A plus forte raison tout nom, en soi une citation, devient infailliblement suture de textes.
Qu'en est-il maintenant lorsque le nom désigne un personnage historique? Le «Henri Martin» de Dans le Labyrinthe, dont la présence semble d'abord exigée par son aptitude à remplir des initiales qui sont le chiffre d'un des processus narratifs de base, ce «Henri Martin», double prénom, quel est-il, qui furent-ils?
Le Parisien y reconnaîtra une avenue fort bourgeoise et peut-être son éponyme : l'historien, député et faiseur de manuels.
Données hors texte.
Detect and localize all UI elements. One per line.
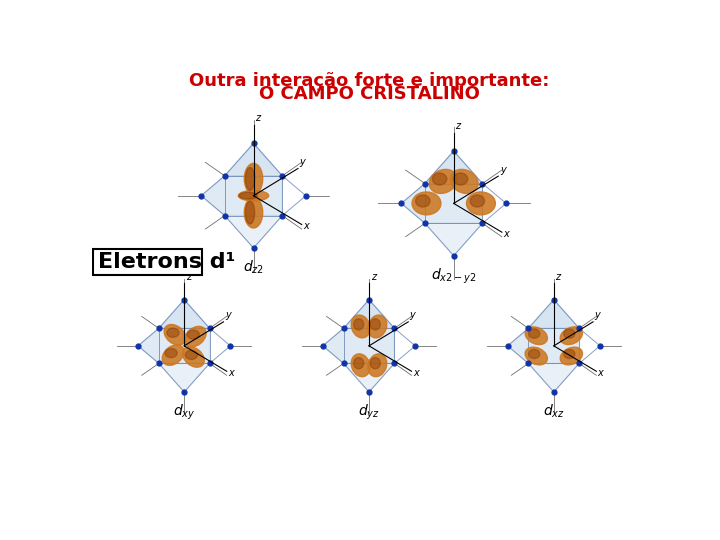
Polygon shape xyxy=(401,184,482,224)
Text: z: z xyxy=(255,113,260,124)
Text: $d_{x2-y2}$: $d_{x2-y2}$ xyxy=(431,267,477,286)
Text: $d_{yz}$: $d_{yz}$ xyxy=(358,403,380,422)
Polygon shape xyxy=(201,176,282,215)
Ellipse shape xyxy=(454,173,468,185)
Ellipse shape xyxy=(528,349,540,359)
Text: z: z xyxy=(555,272,560,282)
FancyBboxPatch shape xyxy=(93,249,202,275)
Ellipse shape xyxy=(184,326,206,347)
Text: x: x xyxy=(228,368,234,377)
Text: Outra interação forte e importante:: Outra interação forte e importante: xyxy=(189,72,549,91)
Ellipse shape xyxy=(239,192,258,199)
Ellipse shape xyxy=(354,357,364,369)
Polygon shape xyxy=(343,363,395,392)
Text: $d_{xz}$: $d_{xz}$ xyxy=(543,403,564,420)
Ellipse shape xyxy=(238,191,269,201)
Polygon shape xyxy=(159,300,210,328)
Ellipse shape xyxy=(183,347,204,367)
Ellipse shape xyxy=(429,170,457,193)
Ellipse shape xyxy=(470,195,485,207)
Ellipse shape xyxy=(368,354,387,377)
Text: y: y xyxy=(410,310,415,320)
Polygon shape xyxy=(159,363,210,392)
Ellipse shape xyxy=(525,327,547,345)
Ellipse shape xyxy=(246,201,255,224)
Text: y: y xyxy=(300,157,305,167)
Ellipse shape xyxy=(162,345,184,366)
Ellipse shape xyxy=(351,354,370,377)
Ellipse shape xyxy=(370,319,380,330)
Polygon shape xyxy=(425,224,482,256)
Polygon shape xyxy=(508,328,579,363)
Ellipse shape xyxy=(246,167,255,190)
Polygon shape xyxy=(323,328,395,363)
Text: z: z xyxy=(186,272,191,282)
Ellipse shape xyxy=(564,329,575,338)
Text: y: y xyxy=(500,165,505,174)
Ellipse shape xyxy=(528,329,540,338)
Polygon shape xyxy=(225,215,282,248)
Polygon shape xyxy=(343,300,395,328)
Ellipse shape xyxy=(244,197,263,228)
Text: O CAMPO CRISTALINO: O CAMPO CRISTALINO xyxy=(258,85,480,103)
Ellipse shape xyxy=(187,330,199,339)
Ellipse shape xyxy=(368,315,387,338)
Ellipse shape xyxy=(412,192,441,215)
Ellipse shape xyxy=(164,325,186,345)
Ellipse shape xyxy=(433,173,447,185)
Ellipse shape xyxy=(185,350,197,360)
Text: Eletrons d¹: Eletrons d¹ xyxy=(98,252,235,272)
Text: x: x xyxy=(413,368,418,377)
Ellipse shape xyxy=(450,170,478,193)
Ellipse shape xyxy=(370,357,380,369)
Ellipse shape xyxy=(244,164,263,194)
Polygon shape xyxy=(528,300,579,328)
Ellipse shape xyxy=(560,327,582,345)
Text: z: z xyxy=(455,121,460,131)
Text: y: y xyxy=(595,310,600,320)
Ellipse shape xyxy=(560,347,582,365)
Text: x: x xyxy=(598,368,603,377)
Text: z: z xyxy=(371,272,376,282)
Text: $d_{z2}$: $d_{z2}$ xyxy=(243,259,264,276)
Ellipse shape xyxy=(167,328,179,338)
Polygon shape xyxy=(225,143,282,176)
Ellipse shape xyxy=(564,349,575,359)
Text: x: x xyxy=(303,221,309,231)
Ellipse shape xyxy=(165,348,177,357)
Text: y: y xyxy=(225,310,230,320)
Ellipse shape xyxy=(351,315,370,338)
Polygon shape xyxy=(138,328,210,363)
Ellipse shape xyxy=(415,195,430,207)
Polygon shape xyxy=(425,151,482,184)
Text: x: x xyxy=(503,229,509,239)
Ellipse shape xyxy=(525,347,547,365)
Ellipse shape xyxy=(467,192,495,215)
Ellipse shape xyxy=(354,319,364,330)
Polygon shape xyxy=(528,363,579,392)
Text: $d_{xy}$: $d_{xy}$ xyxy=(173,403,195,422)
L'homme d'un certain âge y verra le marin communiste de la célèbre affaire. Le plus jeune se souviendra de sa trace : murs et rues de l'hexagone criblés d'exhortations à libérer cet homme. Un plus jeune encore n'y lira rien, tout au plus un proverbe. Le curieux aidé d'un dictionnaire, ou le connaisseur, saluera en lui un peintre assez obscur. Quel «Henri Martin»? ou encore qui, «Henri Martin»? Voire même «Henri Martin» ou «Ralph Johnson» ou n'importe qui, quelle importance?
Si on veut considérer qu'il fait référence, le texte semble privilégier le marin et l'historicien. Les personnages « historiques » ainsi choisis s'opposent par plus d'un trait. Encore faut-il les «lire». De multiples tensions font jouer dans la communauté d'un nom les attributs textualisés de référents adverses. Mais justement, parce qu'il est un espace ambigu, parce qu'il unit dialectiquement ceux qui entre autres, le portèrent et parce qu'il les unit ailleurs que dans le «réel», ce nom oblige à textualiser les personnes historiques, à travailler le discours qui les porte et non à les voir. Il transforme des individus en texte», un texte autre, une tangente à Dans le Labyrinthe et non sa lecture.
Il est aussi l'index d'un autre livre (L'Affaire Henri Martin) et d'un manifeste (celui dit «des 121», signé, comme on sait, par Robbe-Grillet). Engage-t-il pour autant le texte? Certes pas autrement que dans cet effet de rappel. Car la référence ne parvient pas à « prendre », perdue dans un réfèrent textuel. Mimant une pratique, sociale, le texte la déjoue, car il articule ce signifiant à d'autres qui ne sont que du texte, qui, cernés, sont ainsi empêchés de rejoindre la galaxie des autres discours, qui ne peuvent que les désigner sans les atteindre. Comme le mot «chien» qui n'aboie pas mais reste à la niche qu'il forme, le «Henri Martin» de Dans le Labyrinthe, fut-il voulu en référence à l'autre, ne fera jamais parvenir aucun tract, fût-ce ce livre même, à personne.
Mais il est là, présence insistante, ineffaçable, qui n'est pas une réponse mais une question sans fin.
Puisqu'il ne peut « représenter » une personne, puisque l'espace où il se marque est la parenthèse d'un texte, les sens viendront au nom de relations textuelles et son code, sa langue à partir de quoi (et contre quoi) la narration le fera parole (comme nous l'avons vu), ce sera le système du nom, propre à chaque roman ou film et cet autre système, plus vaste, propre à l'œuvre dans son ensemble toujours provisoire. C'est maintenant sous l'angle de cette double articulation que nous l'envisagerons.